Can that title have the word ‘mongo’ in it any more times? Well, fear not, I’m about to use it even more…

So, I had to fool around a bit to get the so-called “Mongosphinx” gem working with my app architecture. Thought it might be helpful to others to demonstrate how I did it. I’ll boil it down to a generic sort of implementation. Hit the jump to see the whole bloody mess…

app/models/document.rb

class Document
  include MongoMapper::Document
  key :title,  String
  key :content,  String
  timestamps!

  #cached for the sphinx indexer
  key :sphinx_tags, String

  # for mongosphinx
  fulltext_index :title, :content
  REINDEX_INTERVAL = 10.minutes
  INDEXED_FIELDS = '_sphinx_id, title, content, sphinx_tags'
  before_save: cache_for_indexer
  after_save: reindex

  def self.search(query)
    # method returns a sphinx resultset object with its own each() method
    # iterate over that and pull each element out as an old-fashioned array of Documents
    by_fulltext_index(query).each{|p| p}
  end

  def self.xml_for_sphinx_pipe
    puts MongoSphinx::Indexer::XMLDocset.new(Document.all(:fields => INDEXED_FIELDS)).to_s
  end

  def cache_for_indexer
    self.sphinx_tags = tag_words.join(' ')
    true
  end

  def reindex
    require 'mongo/gridfs'
    # we run this method whenever a doc is saved, but we only actually reindex every 10 minutes, max
    unless RAILS_ENV == 'test'
      db = MongoMapper.database
      file = "indexer_next_run"
      if GridFS::GridStore.exist?(db, file)
        line = GridFS::GridStore.new(db, file, 'r').readlines[0]
        return false unless Time.now > Time.parse(line)
      end
      next_run = (Time.now + REINDEX_INTERVAL).to_s
      GridFS::GridStore.open(db, file, 'w') { |f| f.puts next_run }
      logger.info "Running document re-indexer"
      Process.fork { `rake sphinx:index rotate=true` }
    end
  end
end

I’ll illuminate some of that for you.

If you’ve been using MongoMapper, most of the key stuff should be obvious already.
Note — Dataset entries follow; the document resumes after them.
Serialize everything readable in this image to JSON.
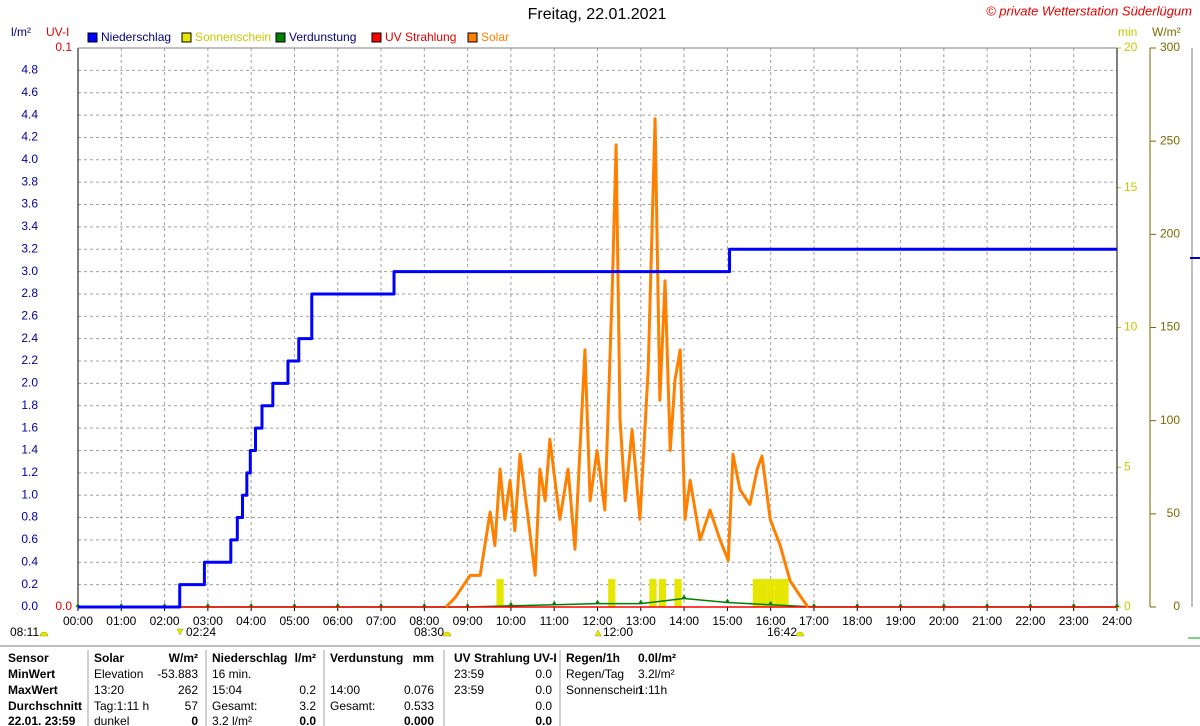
{
  "chart_data": {
    "type": "line",
    "title": "Freitag, 22.01.2021",
    "copyright": "© private Wetterstation Süderlügum",
    "ylabel": "l/m²",
    "uv_label": "UV-I",
    "min_label": "min",
    "y2label": "W/m²",
    "grid": true,
    "xlim": [
      0,
      24
    ],
    "xticks": [
      {
        "value": 0,
        "label": "00:00"
      },
      {
        "value": 1,
        "label": "01:00"
      },
      {
        "value": 2,
        "label": "02:00"
      },
      {
        "value": 3,
        "label": "03:00"
      },
      {
        "value": 4,
        "label": "04:00"
      },
      {
        "value": 5,
        "label": "05:00"
      },
      {
        "value": 6,
        "label": "06:00"
      },
      {
        "value": 7,
        "label": "07:00"
      },
      {
        "value": 8,
        "label": "08:00"
      },
      {
        "value": 9,
        "label": "09:00"
      },
      {
        "value": 10,
        "label": "10:00"
      },
      {
        "value": 11,
        "label": "11:00"
      },
      {
        "value": 12,
        "label": "12:00"
      },
      {
        "value": 13,
        "label": "13:00"
      },
      {
        "value": 14,
        "label": "14:00"
      },
      {
        "value": 15,
        "label": "15:00"
      },
      {
        "value": 16,
        "label": "16:00"
      },
      {
        "value": 17,
        "label": "17:00"
      },
      {
        "value": 18,
        "label": "18:00"
      },
      {
        "value": 19,
        "label": "19:00"
      },
      {
        "value": 20,
        "label": "20:00"
      },
      {
        "value": 21,
        "label": "21:00"
      },
      {
        "value": 22,
        "label": "22:00"
      },
      {
        "value": 23,
        "label": "23:00"
      },
      {
        "value": 24,
        "label": "24:00"
      }
    ],
    "ylim": [
      0,
      5
    ],
    "yticks": [
      {
        "value": 0,
        "label": "0.0"
      },
      0.2,
      0.4,
      0.6,
      0.8,
      {
        "value": 1,
        "label": "1.0"
      },
      1.2,
      1.4,
      1.6,
      1.8,
      {
        "value": 2,
        "label": "2.0"
      },
      2.2,
      2.4,
      2.6,
      2.8,
      {
        "value": 3,
        "label": "3.0"
      },
      3.2,
      3.4,
      3.6,
      3.8,
      {
        "value": 4,
        "label": "4.0"
      },
      4.2,
      4.4,
      4.6,
      4.8
    ],
    "uv_lim": [
      0,
      0.1
    ],
    "uv_ticks": [
      {
        "value": 0,
        "label": "0.0"
      },
      0.1
    ],
    "min_lim": [
      0,
      20
    ],
    "min_ticks": [
      0,
      5,
      10,
      15,
      20
    ],
    "y2lim": [
      0,
      300
    ],
    "y2ticks": [
      0,
      50,
      100,
      150,
      200,
      250,
      300
    ],
    "series": [
      {
        "name": "Niederschlag",
        "color": "#0000ff",
        "kind": "line",
        "axis": "y",
        "x": [
          0,
          2.35,
          2.35,
          2.92,
          2.92,
          3.53,
          3.53,
          3.68,
          3.68,
          3.8,
          3.8,
          3.9,
          3.9,
          3.98,
          3.98,
          4.1,
          4.1,
          4.25,
          4.25,
          4.5,
          4.5,
          4.85,
          4.85,
          5.1,
          5.1,
          5.4,
          5.4,
          7.3,
          7.3,
          15.05,
          15.05,
          24
        ],
        "values": [
          0,
          0,
          0.2,
          0.2,
          0.4,
          0.4,
          0.6,
          0.6,
          0.8,
          0.8,
          1.0,
          1.0,
          1.2,
          1.2,
          1.4,
          1.4,
          1.6,
          1.6,
          1.8,
          1.8,
          2.0,
          2.0,
          2.2,
          2.2,
          2.4,
          2.4,
          2.8,
          2.8,
          3.0,
          3.0,
          3.2,
          3.2
        ]
      },
      {
        "name": "Sonnenschein",
        "color": "#e6e600",
        "kind": "bar",
        "axis": "min",
        "x": [
          9.75,
          12.33,
          13.28,
          13.5,
          13.86,
          15.67,
          15.83,
          16.0,
          16.17,
          16.33
        ],
        "values": [
          1,
          1,
          1,
          1,
          1,
          1,
          1,
          1,
          1,
          1
        ]
      },
      {
        "name": "Verdunstung",
        "color": "#008000",
        "kind": "line",
        "axis": "y",
        "x": [
          0,
          1,
          2,
          3,
          4,
          5,
          6,
          7,
          8,
          9,
          10,
          11,
          12,
          13,
          14,
          15,
          16,
          17,
          18,
          19,
          20,
          21,
          22,
          23,
          24
        ],
        "values": [
          0,
          0,
          0,
          0,
          0,
          0,
          0,
          0,
          0,
          0,
          0.01,
          0.02,
          0.03,
          0.03,
          0.076,
          0.04,
          0.02,
          0,
          0,
          0,
          0,
          0,
          0,
          0,
          0
        ]
      },
      {
        "name": "UV Strahlung",
        "color": "#ff0000",
        "kind": "line",
        "axis": "uv",
        "x": [
          0,
          24
        ],
        "values": [
          0,
          0
        ]
      },
      {
        "name": "Solar",
        "color": "#ff8000",
        "kind": "line",
        "axis": "y2",
        "x": [
          8.5,
          8.71,
          9.06,
          9.29,
          9.52,
          9.63,
          9.75,
          9.86,
          9.98,
          10.09,
          10.21,
          10.4,
          10.56,
          10.67,
          10.79,
          10.9,
          11.13,
          11.32,
          11.48,
          11.71,
          11.83,
          11.99,
          12.17,
          12.34,
          12.43,
          12.52,
          12.64,
          12.8,
          12.98,
          13.17,
          13.33,
          13.44,
          13.56,
          13.68,
          13.79,
          13.91,
          14.02,
          14.14,
          14.37,
          14.6,
          14.83,
          15.02,
          15.13,
          15.29,
          15.52,
          15.69,
          15.8,
          15.99,
          16.22,
          16.45,
          16.68,
          16.86
        ],
        "values": [
          0,
          5,
          17,
          17,
          51,
          33,
          74,
          47,
          68,
          41,
          82,
          47,
          17,
          74,
          57,
          90,
          47,
          74,
          31,
          138,
          57,
          84,
          52,
          170,
          248,
          101,
          57,
          95,
          47,
          127,
          262,
          111,
          175,
          84,
          122,
          138,
          47,
          68,
          36,
          52,
          36,
          25,
          82,
          63,
          55,
          74,
          81,
          47,
          33,
          14,
          6,
          0
        ]
      }
    ],
    "annotations": [
      "08:11",
      "02:24",
      "08:30",
      "12:00",
      "16:42"
    ]
  },
  "stats_table": {
    "rows": [
      [
        "Sensor",
        "Solar",
        "W/m²",
        "Niederschlag",
        "l/m²",
        "Verdunstung",
        "mm",
        "UV Strahlung UV-I",
        null,
        "Regen/1h",
        "0.0l/m²"
      ],
      [
        "MinWert",
        "Elevation",
        "-53.883",
        "16 min.",
        null,
        null,
        null,
        "23:59",
        "0.0",
        "Regen/Tag",
        "3.2l/m²"
      ],
      [
        "MaxWert",
        "13:20",
        "262",
        "15:04",
        "0.2",
        "14:00",
        "0.076",
        "23:59",
        "0.0",
        "Sonnenschein",
        "1:11h"
      ],
      [
        "Durchschnitt",
        "Tag:1:11 h",
        "57",
        "Gesamt:",
        "3.2",
        "Gesamt:",
        "0.533",
        null,
        "0.0",
        null,
        null
      ],
      [
        "22.01. 23:59",
        "dunkel",
        "0",
        "3.2 l/m²",
        "0.0",
        null,
        "0.000",
        null,
        "0.0",
        null,
        null
      ]
    ]
  }
}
The ‘sphinx_tags’ is a special trick I cooked up to make this work well with my acts_as_mongo_taggable plugin. Basically, whenever a Document is saved/updated, I jam a single string into the sphinx_tags field in Mongo. This lets sphinx index those tags easily.

The search just takes advantage of Mongosphinx’s normal by_fulltext_index method.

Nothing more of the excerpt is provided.